4. I recognize that this Court did not grant review of Appellant's claimed violation of the RESDL; however, as I have noted, the claims on which we granted review are inextricably tied to Appellant's allegation that Appellees misrepresented on the Seller's Property Disclosure Statement that the house had no “material defects,” and, thus, directly implicate the definition of “material defect” contemplated by the RESDL.

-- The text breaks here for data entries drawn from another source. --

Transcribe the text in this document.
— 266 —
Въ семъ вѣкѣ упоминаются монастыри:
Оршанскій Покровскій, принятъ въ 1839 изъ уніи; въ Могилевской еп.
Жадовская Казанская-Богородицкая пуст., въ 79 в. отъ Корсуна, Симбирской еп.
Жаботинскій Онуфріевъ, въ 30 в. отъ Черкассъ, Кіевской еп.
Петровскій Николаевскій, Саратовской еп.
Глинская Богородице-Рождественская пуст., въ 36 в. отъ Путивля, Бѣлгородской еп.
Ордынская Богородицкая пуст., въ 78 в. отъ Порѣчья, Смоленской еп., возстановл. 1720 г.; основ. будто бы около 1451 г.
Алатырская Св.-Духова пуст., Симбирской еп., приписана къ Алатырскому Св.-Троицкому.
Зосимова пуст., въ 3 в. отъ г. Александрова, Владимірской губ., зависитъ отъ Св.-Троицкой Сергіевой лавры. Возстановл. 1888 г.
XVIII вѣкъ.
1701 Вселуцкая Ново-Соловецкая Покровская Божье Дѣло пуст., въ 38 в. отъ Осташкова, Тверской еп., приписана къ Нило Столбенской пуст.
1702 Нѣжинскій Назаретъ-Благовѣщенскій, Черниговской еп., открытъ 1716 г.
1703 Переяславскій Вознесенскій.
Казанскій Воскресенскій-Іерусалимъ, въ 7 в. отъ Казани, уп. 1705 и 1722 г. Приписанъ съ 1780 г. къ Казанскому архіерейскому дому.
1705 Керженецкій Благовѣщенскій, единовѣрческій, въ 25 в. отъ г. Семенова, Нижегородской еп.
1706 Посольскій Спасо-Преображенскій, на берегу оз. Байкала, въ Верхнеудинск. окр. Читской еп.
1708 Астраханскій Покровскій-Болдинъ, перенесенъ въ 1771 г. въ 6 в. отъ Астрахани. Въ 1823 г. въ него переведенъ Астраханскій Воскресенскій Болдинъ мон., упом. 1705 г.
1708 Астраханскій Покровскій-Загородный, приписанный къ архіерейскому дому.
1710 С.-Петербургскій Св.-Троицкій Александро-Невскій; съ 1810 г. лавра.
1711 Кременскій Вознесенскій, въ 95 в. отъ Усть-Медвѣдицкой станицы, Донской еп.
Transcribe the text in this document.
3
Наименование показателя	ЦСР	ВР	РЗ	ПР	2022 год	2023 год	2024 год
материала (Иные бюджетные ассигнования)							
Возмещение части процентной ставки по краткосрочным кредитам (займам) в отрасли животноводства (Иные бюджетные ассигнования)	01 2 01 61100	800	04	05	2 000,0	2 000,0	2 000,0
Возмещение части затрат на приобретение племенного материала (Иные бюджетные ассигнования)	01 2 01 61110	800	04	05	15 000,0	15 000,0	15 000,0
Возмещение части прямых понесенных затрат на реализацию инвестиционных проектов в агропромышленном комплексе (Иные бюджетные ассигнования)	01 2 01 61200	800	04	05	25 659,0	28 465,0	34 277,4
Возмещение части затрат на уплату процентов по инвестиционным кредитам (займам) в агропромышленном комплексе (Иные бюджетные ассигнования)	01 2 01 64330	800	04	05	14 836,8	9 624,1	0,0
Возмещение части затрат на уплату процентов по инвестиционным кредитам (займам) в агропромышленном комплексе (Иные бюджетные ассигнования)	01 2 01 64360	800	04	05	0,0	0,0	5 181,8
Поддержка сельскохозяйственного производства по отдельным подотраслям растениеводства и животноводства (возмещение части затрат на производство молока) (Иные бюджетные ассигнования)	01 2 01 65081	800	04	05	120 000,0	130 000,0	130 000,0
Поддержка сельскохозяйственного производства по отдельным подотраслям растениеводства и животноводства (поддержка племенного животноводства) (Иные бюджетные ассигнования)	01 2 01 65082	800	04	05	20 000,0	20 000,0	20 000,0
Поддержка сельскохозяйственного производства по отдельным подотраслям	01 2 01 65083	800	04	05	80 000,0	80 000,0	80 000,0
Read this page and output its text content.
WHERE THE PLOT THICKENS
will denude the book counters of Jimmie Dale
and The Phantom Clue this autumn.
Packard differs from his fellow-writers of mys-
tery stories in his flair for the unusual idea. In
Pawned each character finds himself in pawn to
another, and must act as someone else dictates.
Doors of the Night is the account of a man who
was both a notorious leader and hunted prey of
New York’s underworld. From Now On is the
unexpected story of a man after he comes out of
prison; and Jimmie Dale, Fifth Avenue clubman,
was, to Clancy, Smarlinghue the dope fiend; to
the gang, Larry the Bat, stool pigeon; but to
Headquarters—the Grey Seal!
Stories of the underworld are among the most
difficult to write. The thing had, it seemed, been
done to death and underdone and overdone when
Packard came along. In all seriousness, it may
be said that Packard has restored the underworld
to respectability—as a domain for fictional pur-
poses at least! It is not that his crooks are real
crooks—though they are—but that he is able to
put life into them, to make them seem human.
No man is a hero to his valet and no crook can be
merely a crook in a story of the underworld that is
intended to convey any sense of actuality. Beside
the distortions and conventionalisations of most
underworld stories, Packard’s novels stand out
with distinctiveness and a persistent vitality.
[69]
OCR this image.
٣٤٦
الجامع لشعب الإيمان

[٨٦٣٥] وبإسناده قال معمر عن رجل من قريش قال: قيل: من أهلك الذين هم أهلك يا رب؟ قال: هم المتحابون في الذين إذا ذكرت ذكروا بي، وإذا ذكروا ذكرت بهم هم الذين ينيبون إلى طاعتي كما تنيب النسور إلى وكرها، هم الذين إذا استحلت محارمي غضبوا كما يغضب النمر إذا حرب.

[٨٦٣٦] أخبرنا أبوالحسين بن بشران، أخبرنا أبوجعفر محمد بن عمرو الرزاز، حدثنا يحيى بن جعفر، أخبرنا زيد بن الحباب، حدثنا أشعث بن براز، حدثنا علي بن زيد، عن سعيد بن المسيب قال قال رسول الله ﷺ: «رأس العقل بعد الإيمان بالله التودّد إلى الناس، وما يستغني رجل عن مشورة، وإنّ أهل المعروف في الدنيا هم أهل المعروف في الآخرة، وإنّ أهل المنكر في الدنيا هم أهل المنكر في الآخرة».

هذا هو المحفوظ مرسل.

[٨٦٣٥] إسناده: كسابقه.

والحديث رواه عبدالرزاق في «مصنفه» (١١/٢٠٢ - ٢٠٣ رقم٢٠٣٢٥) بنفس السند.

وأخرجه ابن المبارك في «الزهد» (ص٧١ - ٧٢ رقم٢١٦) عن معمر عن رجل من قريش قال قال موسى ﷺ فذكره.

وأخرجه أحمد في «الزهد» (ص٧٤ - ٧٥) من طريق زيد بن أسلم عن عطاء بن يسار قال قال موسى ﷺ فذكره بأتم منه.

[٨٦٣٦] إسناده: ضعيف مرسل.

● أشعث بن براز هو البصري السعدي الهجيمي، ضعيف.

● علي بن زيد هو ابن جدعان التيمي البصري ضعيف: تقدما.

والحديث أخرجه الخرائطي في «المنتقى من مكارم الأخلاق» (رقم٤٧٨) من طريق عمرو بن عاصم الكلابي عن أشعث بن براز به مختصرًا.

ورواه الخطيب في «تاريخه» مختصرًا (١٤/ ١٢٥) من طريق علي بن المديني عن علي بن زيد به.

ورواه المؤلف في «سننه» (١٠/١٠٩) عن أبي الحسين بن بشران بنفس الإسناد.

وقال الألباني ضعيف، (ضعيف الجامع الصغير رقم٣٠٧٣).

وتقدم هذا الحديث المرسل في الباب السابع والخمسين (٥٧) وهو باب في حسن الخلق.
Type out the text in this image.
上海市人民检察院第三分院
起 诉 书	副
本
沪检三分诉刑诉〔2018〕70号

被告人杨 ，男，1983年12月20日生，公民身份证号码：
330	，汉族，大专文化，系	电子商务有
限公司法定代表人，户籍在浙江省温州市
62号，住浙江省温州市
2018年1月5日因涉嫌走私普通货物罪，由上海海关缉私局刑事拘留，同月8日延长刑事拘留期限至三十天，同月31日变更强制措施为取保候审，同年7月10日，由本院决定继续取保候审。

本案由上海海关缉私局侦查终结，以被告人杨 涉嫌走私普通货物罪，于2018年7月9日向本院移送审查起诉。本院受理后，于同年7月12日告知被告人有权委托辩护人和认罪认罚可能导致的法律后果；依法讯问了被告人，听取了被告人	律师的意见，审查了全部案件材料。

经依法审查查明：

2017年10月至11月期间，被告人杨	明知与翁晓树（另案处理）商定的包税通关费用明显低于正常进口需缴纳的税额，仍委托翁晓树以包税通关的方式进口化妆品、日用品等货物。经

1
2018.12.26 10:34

5. As the majority observes, however, in Bukoskey v. Palombo, the trial court held that the occurrence of a suicide in a house, which had left a blood stain on the carpet but which the sellers covered up with a matching piece of carpet, was neither a material fact nor “a legal issue that would interfere with the use and enjoyment of the property.” 1 Pa. D. & C. 5th 456, 467 (Pa.Com.Pl.2007). The trial court in Bukoskey cited, inter alia, the Superior Court's decision in Colaizzi v. Beck, 895 A .2d 36 (Pa.Super.2006), superseded by statute, wherein the court held that the existence of a group home for mentally-challenged adults in close proximity to the home purchased by the plaintiff was not a “legal issue” as contemplated by 68 Pa.C.S.A. § 7304(b)(16) that would affect the plaintiff's title to or use and enjoyment of the property, and, therefore, was not required to be disclosed by the sellers.
Chief Justice CASTILLE and Justice SAYLOR, BAER, McCAFFERY and STEVENS join the opinion.Justice TODD files a concurring opinion in which Justice STEVENS joins.Justice STEVENS joins this opinion.